Marathon United Nations climate talks went deep into overtime yesterday as negotiators tried to overcome differences on a deal meant to drive greater efforts to limit the threat from increasingly extreme weather.
Exhausted negotiators from nearly 200 nations were expected to agree to the deal early today, Singapore time, after the meeting in Katowice, Poland, went more than 24 hours beyond a Friday deadline.
European climate commissioner Miguel Arias Canete tweeted yesterday: "UN climate talks go into overtime. Latest version of the draft agreement just out... A deal to make the Paris Agreement operational is within reach."
Delegates at the two-week talks, called COP24, were tasked with completing a complex rule book that would allow the 2015 Paris climate agreement to go into action in 2020.
The Paris deal was hailed as a landmark because, for the first time, it committed all nations to making cuts to planet-warming greenhouse gases based on their capabilities, with the goal of limiting global warming to less than 2 deg C and ideally 1.5 deg C.

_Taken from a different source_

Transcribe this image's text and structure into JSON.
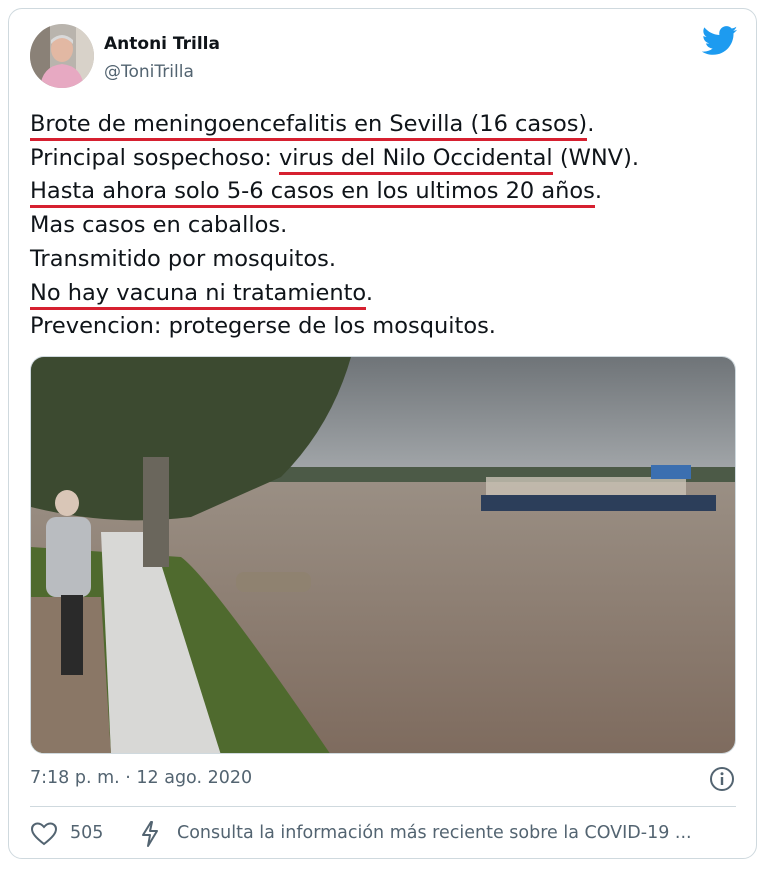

Under the Paris Agreement, national climate action plans are meant to be regularly strengthened to ensure emissions cuts accelerate over time, and those plans are also meant to be periodically reviewed and scrutinised to ensure no backsliding.
FINISHING LINE IN SIGHT
UN climate talks go into overtime. Latest version of the draft agreement just out... A deal to make the Paris Agreement operational is within reach.
MR MIGUEL ARIAS CANETE, European climate commissioner, in a tweet yesterday, referring to a deal meant to drive greater efforts to limit the threat from increasingly extreme weather.
But working out the rules putting these goals into practice has taken a further three years of talks - right at a time of rising popularism, threats to multilateralism and United States President Donald Trump's decision to pull out of the Paris pact, though that will take several years to take effect under UN rules.
The UN and many poorer, vulnerable nations appealed for a strong rule book that would boost global ambition in cutting emissions, saying ever more severe weather and rising sea levels were pushing their economies to the brink.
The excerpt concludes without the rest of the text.